8月のお盆休み明けに、田舎からメールが来ました。
バブル期のチョコレート作りの本からの引用だそうです。
【テンパリングってなあに?
『テンパリング』というのは、温度を調節しながらチョコレートを溶かし、よい状態のまま固める作業のこと。
おいしくてきれいなチョコを作るには、ゼッタイに必要なテクね。
テンパリングがうまくできていないと、固まらなかったり、型からぬけなかったり……。
ウェーン、泣き出したくなるようなことばかり。
こんな失敗をしないために、チョコレートのことを、ちょっぴり知っておいてね。】
メール送信者はこのウェーン!のあたりで卒倒しそうになったそうです。
なんでも最近クッキーを作る必要が出来たので、昔の本を引っぱり出したところ、この強烈な何かに憑衣されたそうです。
メール送信者からは、さらに次の警告と、追加のバブル期文章が添えられておりました。
(バブル時代の日本人は、調子にのり過ぎていたなんて言いますが、こわいもの知らずなほどの、元気なあのテンションとノリ、何だか時代のエネルギーというものを考えさせられました。
とはいうものの、これらの文章を読むとやっぱりパワフルすぎて玉砕します。
心の準備をして、ゾゾ立ててください。)
【 ジャズと深夜と、あの人と、トリュフ。
テレ屋の彼は、ちょっと怒ったような顔をして、小さな包みを受け取りました。
中は、わたしメイドのトリュフです。
ほんとうは、とってもうれしいはずなのに、どうして素直に喜べないの?
だけど今ごろ『アイツもやるナ』って微笑みながら、口にしてるにちがいないわ。
ワイン片手に、彼は何回『おいしい』って言うかしら、、、】
うーん、女子の気持ちはなかなか難解なもんだ、とはかねがね思っておったのですが、ホンマにこんなこと考えながら、手作りチョコレートを作ってたりしてたんでしょうか?
これは女子向けの本ですから、当時の女子にはフツーに受け入れられていた、と言うことですかね?
ということは、日本人の適齢期女性の10人に1人がそうだったとしても、かなりの勢力になります。

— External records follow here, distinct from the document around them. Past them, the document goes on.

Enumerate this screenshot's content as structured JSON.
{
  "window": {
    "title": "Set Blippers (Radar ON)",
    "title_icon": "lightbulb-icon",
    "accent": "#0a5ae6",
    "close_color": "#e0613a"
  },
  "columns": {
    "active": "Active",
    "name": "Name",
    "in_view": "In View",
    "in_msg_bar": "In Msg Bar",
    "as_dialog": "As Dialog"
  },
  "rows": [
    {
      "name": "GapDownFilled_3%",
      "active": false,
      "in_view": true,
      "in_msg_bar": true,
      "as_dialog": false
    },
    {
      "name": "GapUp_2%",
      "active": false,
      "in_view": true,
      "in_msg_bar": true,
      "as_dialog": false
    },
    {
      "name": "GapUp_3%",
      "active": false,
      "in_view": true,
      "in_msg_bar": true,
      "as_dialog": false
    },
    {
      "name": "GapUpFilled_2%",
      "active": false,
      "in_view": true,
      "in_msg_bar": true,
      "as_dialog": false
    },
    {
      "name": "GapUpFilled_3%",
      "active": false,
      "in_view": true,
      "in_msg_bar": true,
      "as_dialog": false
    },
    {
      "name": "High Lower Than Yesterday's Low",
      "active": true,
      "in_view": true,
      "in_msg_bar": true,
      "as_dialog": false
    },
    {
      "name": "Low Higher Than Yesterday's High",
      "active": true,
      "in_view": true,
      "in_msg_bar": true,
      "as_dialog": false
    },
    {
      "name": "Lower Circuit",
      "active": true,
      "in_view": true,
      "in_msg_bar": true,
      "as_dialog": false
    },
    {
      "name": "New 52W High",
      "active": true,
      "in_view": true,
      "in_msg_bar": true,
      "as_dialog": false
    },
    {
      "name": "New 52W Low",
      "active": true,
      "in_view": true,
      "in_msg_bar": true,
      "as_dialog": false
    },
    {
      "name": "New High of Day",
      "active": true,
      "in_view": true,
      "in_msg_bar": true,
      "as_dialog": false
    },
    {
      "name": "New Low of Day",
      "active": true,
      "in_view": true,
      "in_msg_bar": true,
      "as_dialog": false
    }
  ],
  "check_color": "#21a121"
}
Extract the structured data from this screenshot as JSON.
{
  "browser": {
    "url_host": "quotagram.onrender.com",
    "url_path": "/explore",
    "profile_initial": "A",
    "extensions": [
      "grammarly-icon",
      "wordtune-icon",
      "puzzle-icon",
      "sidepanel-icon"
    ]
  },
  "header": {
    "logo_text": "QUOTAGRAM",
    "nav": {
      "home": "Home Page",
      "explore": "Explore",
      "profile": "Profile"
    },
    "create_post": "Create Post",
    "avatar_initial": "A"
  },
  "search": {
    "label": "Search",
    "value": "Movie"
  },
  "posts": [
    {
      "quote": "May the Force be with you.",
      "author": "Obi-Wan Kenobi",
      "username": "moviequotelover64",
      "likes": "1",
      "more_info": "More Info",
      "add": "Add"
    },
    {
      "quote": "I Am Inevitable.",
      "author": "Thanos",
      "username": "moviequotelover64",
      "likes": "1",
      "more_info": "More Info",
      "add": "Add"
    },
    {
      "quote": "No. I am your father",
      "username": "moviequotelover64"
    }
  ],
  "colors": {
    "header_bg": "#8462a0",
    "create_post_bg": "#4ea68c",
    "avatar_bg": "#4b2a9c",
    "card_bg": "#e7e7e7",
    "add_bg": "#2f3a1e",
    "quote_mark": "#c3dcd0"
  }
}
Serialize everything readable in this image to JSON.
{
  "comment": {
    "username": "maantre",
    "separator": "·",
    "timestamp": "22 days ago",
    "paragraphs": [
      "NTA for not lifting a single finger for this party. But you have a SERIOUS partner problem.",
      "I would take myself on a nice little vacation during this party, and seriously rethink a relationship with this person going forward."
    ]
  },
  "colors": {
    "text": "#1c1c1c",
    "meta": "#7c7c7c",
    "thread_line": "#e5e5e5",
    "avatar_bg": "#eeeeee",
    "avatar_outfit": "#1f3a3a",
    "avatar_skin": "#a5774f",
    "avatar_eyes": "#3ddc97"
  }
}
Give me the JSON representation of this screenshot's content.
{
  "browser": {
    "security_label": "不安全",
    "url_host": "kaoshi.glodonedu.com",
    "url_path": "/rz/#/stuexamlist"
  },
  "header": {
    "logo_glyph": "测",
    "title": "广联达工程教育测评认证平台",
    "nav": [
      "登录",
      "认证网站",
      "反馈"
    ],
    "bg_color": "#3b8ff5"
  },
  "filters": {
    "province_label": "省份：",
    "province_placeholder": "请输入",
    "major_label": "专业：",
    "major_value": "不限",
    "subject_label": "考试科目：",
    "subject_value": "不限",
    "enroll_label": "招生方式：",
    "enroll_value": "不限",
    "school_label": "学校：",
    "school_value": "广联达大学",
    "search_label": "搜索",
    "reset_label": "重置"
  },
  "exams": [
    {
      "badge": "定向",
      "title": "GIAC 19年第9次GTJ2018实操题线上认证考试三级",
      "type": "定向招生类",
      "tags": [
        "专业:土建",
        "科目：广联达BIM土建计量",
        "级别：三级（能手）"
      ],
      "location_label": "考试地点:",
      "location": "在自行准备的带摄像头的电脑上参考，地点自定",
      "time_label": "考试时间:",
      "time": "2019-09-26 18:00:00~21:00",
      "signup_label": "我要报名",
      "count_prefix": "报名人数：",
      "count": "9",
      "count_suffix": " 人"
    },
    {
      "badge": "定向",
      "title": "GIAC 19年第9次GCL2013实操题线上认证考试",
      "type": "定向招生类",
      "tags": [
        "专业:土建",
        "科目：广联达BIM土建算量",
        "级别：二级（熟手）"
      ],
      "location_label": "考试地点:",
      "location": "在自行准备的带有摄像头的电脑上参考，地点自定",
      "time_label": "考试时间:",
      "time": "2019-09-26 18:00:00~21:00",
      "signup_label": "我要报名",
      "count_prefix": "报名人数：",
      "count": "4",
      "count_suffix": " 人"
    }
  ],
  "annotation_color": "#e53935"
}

それらの人達が、深夜台所でなんかコネながら、ウフフッとか言ってたんでしょうか?
【 チョコレートのフリルでドレスアップしたロールケーキ。
この日のために編んだセーターといっしょに、彼の元へと届けます。
気持ちはいつも、オンリーユー。
愛しているから贈ります。
マイ・ハートチョコレート
チョコに託した気持ちと味は、ほかの誰にも負けません。
アダルト派の彼とのお茶の時間は、ノン・シュガーのカフェ・オ・レと、ハートメイドのお菓子です。
早くあなたに食べてほしいような…いつまでも眺めていてほしいような…
二人だけのバレンタイン、彼の部屋で、甘く温かくすごします、、、】
このあたりになると、もう日本人にダイレクトに響くリズム的な何か、そう5・7・5調の調べ。これです!
ファイブ・セヴン・ファイブに乗せた、ピンクなハート満開、ラブラブ攻勢を感じます。
やはり大和撫子は、現代でも意外に古風なのか?
かわず飛び込む、水の音 ≒ 気持ちはいつも、オンリーユー。
夢は枯れ野を、駆け巡る ≒ ほかの誰にも、負けません。
殺してしまえ、ほととぎす ≒ 愛しているから、贈ります。
ほらね。流れが一緒でしょ。
松尾芭蕉の時代から、熟成に熟成を重ねたゴーシチゴー(何となくですが、ラップ調に発音願います)は、現代バブル期に於いて、一気に花が咲いたがごとくです!
あとメール送信者が、オマケで感銘を受けた、とかいう文章が来てました。
文例集。。。
彼の腕の中へスロー・イン。。。
指先に思いをこめて、ハートも一緒にロール・オン。。。
ス・マ・イ・ル、、、だ・い・す・き・よ。。。
等々、、、
いかがでしたでしょうか?
ドキドキしながら、お読みになられましたでしょうか?
わたしは、書きながら幾度となく気が遠くなりかけて、、、
チュンチュン、チュンチュン、
いかんいかん、気絶してた。もう朝だ。。。